Budget cuts for the military are a fact of life. We can argue all we want about the relative benefits of building more ships, or planes or the number of troops we need. But the one thing there should be no argument about is taking care of those who have been wounded, this includes both invisible and visible injuries, by their time at war. Taking care of an injured troop means immediate care and continued care when they leave the military. There seems to be plenty of focus on the visible injuries and it is easy to understand that you replace a missing leg with a prosthetic and add copious doses of physical therapy to teach the troop how to walk on it. Injuries like PTSD are tougher to deal with because invisible wounds are just that, invisible. Those suffering from this type of trauma may look just fine, but all to often they are far from it.
Some of our community have publicly discussed their own battles with this debilitating injury including CJ Grisham and Jeremiah Workman. It has been a major challenge to get combat vets to overcome the stigma attached to admitting they have PTSD. Now we find out that the concerns over the cost of treating these wounded troops may have been used to deny them care. One of CJ's co-writers discusses this:
This article seems to say they are passing out PTSD diagnosis to anyone who walks by and sneezes. It is not easy to get a PTSD diagnosis, that is the truth. When this same issue was brought up in the Veterans Administration, the government investigation showed that there was less then 1% actual fraud on PTSD diagnosis and service-connection compensation. When we do get that term put on our records as a service-connection, it is not a favor done for us. It means that we owe these men and women who have been destroyed in mind, body and spirit by the incredible sacrifices the average person would not think possible.
Here is the scary part
In a lecture to colleagues, a Madigan Army Medical Center psychiatrist said a soldier who retires with a post-traumatic-stress-disorder diagnosis could eventually receive $1.5 million in government payments, according to a memo by a Western Regional Medical Command ombudsman who attended the September presentation
The psychiatrist went on to claim the rate of such diagnoses eventually could cause the Army and Department of Veterans Affairs to go broke (By Hal Bernton, Seattle Times staff reporter).
This psychiatrist went beyond just noting the cost of treating those who were hurt and rightly had a knot jerked in his tail.
A Madigan Army Medical Center psychiatrist who screens soldiers for PTSD has been removed from clinical duties while investigators look into controversial remarks he made about patients and the financial costs of disability benefits, according to U.S. Sen. Patty Murray.
Keppler allegedly made inappropriate comments about the forensic team's role as financial gatekeeper in the Army retirement process during a September presentation, according to Murray.

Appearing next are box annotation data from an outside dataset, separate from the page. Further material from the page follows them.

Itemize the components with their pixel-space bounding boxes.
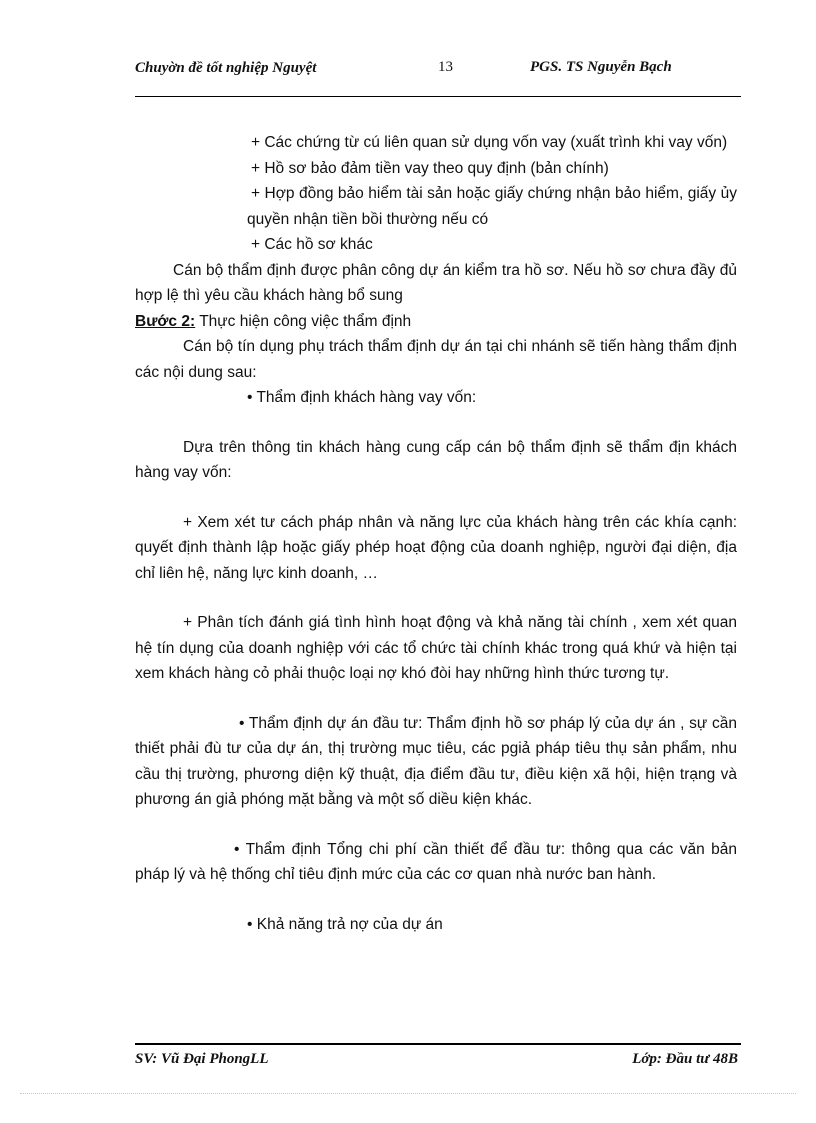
list-item-chung-tu: + Các chứng từ cú liên quan sử dụng vốn vay (xuất trình khi vay vốn): [251, 134, 728, 151]
paragraph-kiem-tra-ho-so: Cán bộ thẩm định được phân công dự án kiểm tra hồ sơ. Nếu hồ sơ chưa đầy đủ hợp lệ thì yêu cầu khách hàng bổ sung: [135, 261, 737, 304]
bullet-kha-nang-tra-no: [135, 912, 737, 938]
page-bottom-dotted-border: [20, 1093, 796, 1094]
list-item-hop-dong-bao-hiem: + Hợp đồng bảo hiểm tài sản hoặc giấy chứng nhận bảo hiểm, giấy ủy quyền nhận tiền bồi thường nếu có: [247, 185, 737, 228]
bullet-icon: •: [239, 714, 245, 732]
footer-student: SV: Vũ Đại PhongLL: [135, 1051, 269, 1067]
bullet-text: Khả năng trả nợ của dự án: [256, 915, 443, 933]
bullet-icon: •: [234, 840, 240, 858]
page-header: [135, 56, 741, 100]
bullet-text: Thẩm định Tổng chi phí cần thiết để đầu tư: thông qua các văn bản pháp lý và hệ thống chỉ tiêu định mức của các cơ quan nhà nước ban hành.: [135, 840, 737, 883]
list-item-phan-tich: + Phân tích đánh giá tình hình hoạt động và khả năng tài chính , xem xét quan hệ tín dụng của doanh nghiệp với các tổ chức tài chính khác trong quá khứ và hiện tại xem khách hàng cỏ phải thuộc loại nợ khó đòi hay những hình thức tương tự.: [135, 614, 737, 682]
step-2-text: Thực hiện công việc thẩm định: [199, 312, 412, 330]
header-thesis-title: Chuyờn đề tốt nghiệp Nguyệt: [135, 60, 317, 76]
header-supervisor: PGS. TS Nguyễn Bạch: [530, 59, 672, 75]
document-body: [135, 130, 737, 937]
page-number: 13: [438, 59, 453, 75]
bullet-text: Thẩm định dự án đầu tư: Thẩm định hồ sơ pháp lý của dự án , sự cần thiết phải đù tư của dự án, thị trường mục tiêu, các pgiả pháp tiêu thụ sản phẩm, nhu cầu thị trường, phương diện kỹ thuật, địa điểm đầu tư, điều kiện xã hội, hiện trạng và phương án giả phóng mặt bằng và một số diều kiện khác.: [135, 714, 737, 808]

In a meeting last fall attended by an Army ombudsman, Keppler and other team members reportedly made disrespectful comments about patients whose files were under review.
More than a dozen soldiers who believed their PTSD diagnoses were wrongly dropped by the Madigan team gained new reviews this year at Walter Reed Army Medical Center in an unusual intervention arranged by Army Surgeon General Lt. Gen. Patricia Horoho.
That is a good first step, but does anyone really think this was an isolated incident? I know it wasn't. The same problem exists right back here in the Army's flagship PTSD program at Walter Reed. I know of multiple instances where diagnoses of PTSD have been downgraded or determined to be not "Line of Duty". One method of limiting the number of diagnoses is to find that the condition "Existed Prior to Service". For some patients this means taking isolated incidents that occurred long before joining the military and naming them as the proximate cause, even if the service member never had any symptoms or received any treament for them. This is analogous to telling an amputee his injury existed prior to service because the now-missing ankle was sprained on a Boy Scout hike when he was a kid.
We let our Vietnam vets languish with no help as they dealt with these same problems. Thankfully we understand this damage better now and can offer help. But we cannot allow the bean counters to deny care. The cost of treating our combat wounded is a price we must pay. We owe it to them.
If you are aware of any cases where this has happened please let me know. I will be taking this information as high up the flag pole as needed to make sure ALL wounded warriors get the respect and care they deserve.